Nvidia GPUs from scratch: the most completed article to get proficiency.

Nvidia sounds familiar to many people because of gaming. These people know that Nvidia is the company who designs the graphic cards of their computers and thanks to these devices, they have an extraordinary gaming experience when playing videogames. Actually, there is an universal rule for this experience: the more expensive the graphic card, the better experience you get. However, trying to understand what is behind the scene, or in other words, why graphic cards get such realistic effect that you cannot distinguish if what you watch is a videogame or the last sci-fi movie of Tom Cruise, it is not an easy task. In the following paragraphs I will explain the architectural evolution from the old Nvidia cards to the recent releases. Thus, if you have some basic computer architecture and programming notions, and you want to find out how a GPU works, please continue reading.

My first suggestion to start this 10-min speech is: please, do not use the graphic cards term anymore. We are talking about Graphic Processing Units, aka GPUs, an special architecture originally created to help the CPU accelerates the computation of graphics. This is the reason why you can also hear about them as accelerators. In the early beginning, these graphic units were very simple, but it demonstrated a huge computational power when computing the graphics. They had a parallel design to do much more work per second compared to the processor performance of that time. Crystal clear. Why not to use then GPUs to also compute algorithms and floating-point operations rather than only graphics? Eureka! Since the moment that someone had that idea, Nvidia clearly started to specialize their architectures for two objectives: I gonna have a design line for (high-performance) computing and another line for rendering graphics. So if you take a look to the TOP500 list of the most powerful supercomputers in the word, you will see that the fastest supercomputers are composed of GPUs. Otherwise, it would be impossible to reach the TFLOPs rates that we achieve nowadays. It is cool, isn’t? Let’s start diving into deeper details needed to understand the hardware architecture.

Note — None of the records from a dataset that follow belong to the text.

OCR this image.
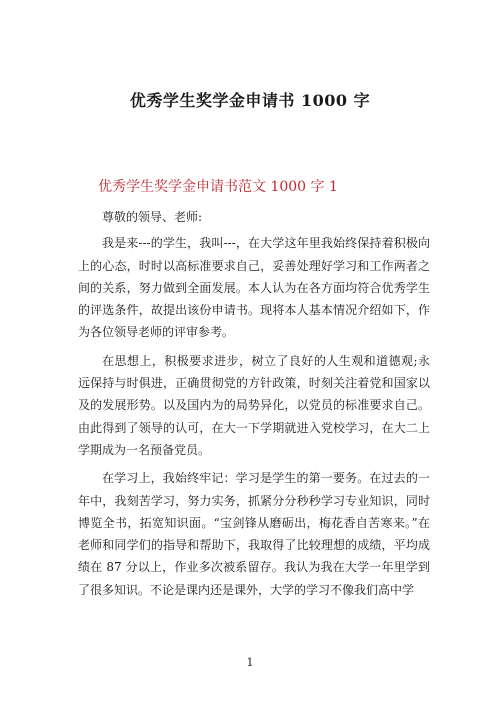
优秀学生奖学金申请书 1000 字
优秀学生奖学金申请书范文 1000 字 1

尊敬的领导、老师:

我是来---的学生，我叫---，在大学这年里我始终保持着积极向上的心态，时时以高标准要求自己，妥善处理好学习和工作两者之间的关系，努力做到全面发展。本人认为在各方面均符合优秀学生的评选条件，故提出该份申请书。现将本人基本情况介绍如下，作为各位领导老师的评审参考。

在思想上，积极要求进步，树立了良好的人生观和道德观;永远保持与时俱进，正确贯彻党的方针政策，时刻关注着党和国家以及的发展形势。以及国内为的局势异化，以党员的标准要求自己。由此得到了领导的认可，在大一下学期就进入党校学习，在大二上学期成为一名预备党员。

在学习上，我始终牢记：学习是学生的第一要务。在过去的一年中，我刻苦学习，努力实务，抓紧分分秒秒学习专业知识，同时博览全书，拓宽知识面。“宝剑锋从磨砺出，梅花香自苦寒来。”在老师和同学们的指导和帮助下，我取得了比较理想的成绩，平均成绩在 87 分以上，作业多次被系留存。我认为我在大学一年里学到了很多知识。不论是课内还是课外，大学的学习不像我们高中学

1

Reading the title of the article you can guess I am going to focus on the computing line, which is my research field, but these concepts are also recommended if you want to really understand the rendering part too.

What is CUDA?

You have likely heard about CUDA. Let me introduce the reasons why CUDA exists: GPUs are parallel processors designed to accelerate portions of a program, but not to replace CPU computing. The main program is executed on the CPU, but some code fragments, called kernels, are executed on the GPU. How can we divide this execution? A wild CUDA appeared here! CUDA allows programming the Nvidia GPUs using an extension of C language.

In the case of graphics, then we would talk about OpenGL or DirectX. Please, do not to be confused with OpenCL, which implements the “same” as CUDA but in an open standard. Note the quotes ;)

How is the execution model you are talking about?

From the CPU, the user specifies how the code to be accelerated is mapped to the logical thread hierarchy of the GPU. Internally, CUDA handles the execution of the program by scheduling and processing the logical threads over the GPU physical cores. A typical processing flow in a CUDA program is as follows:

Allocate space in the device memory > Copy data from CPU memory to GPU memory > Invoke kernels from the CPU to perform the computation in the GPU > Copy results back from GPU to CPU memory > Release memory space in the GPU.

As can be observed, the CPU and the GPU have separated memories. One of the most important features of CUDA is its memory hierarchy, where the device has different memory types, depending on the purpose.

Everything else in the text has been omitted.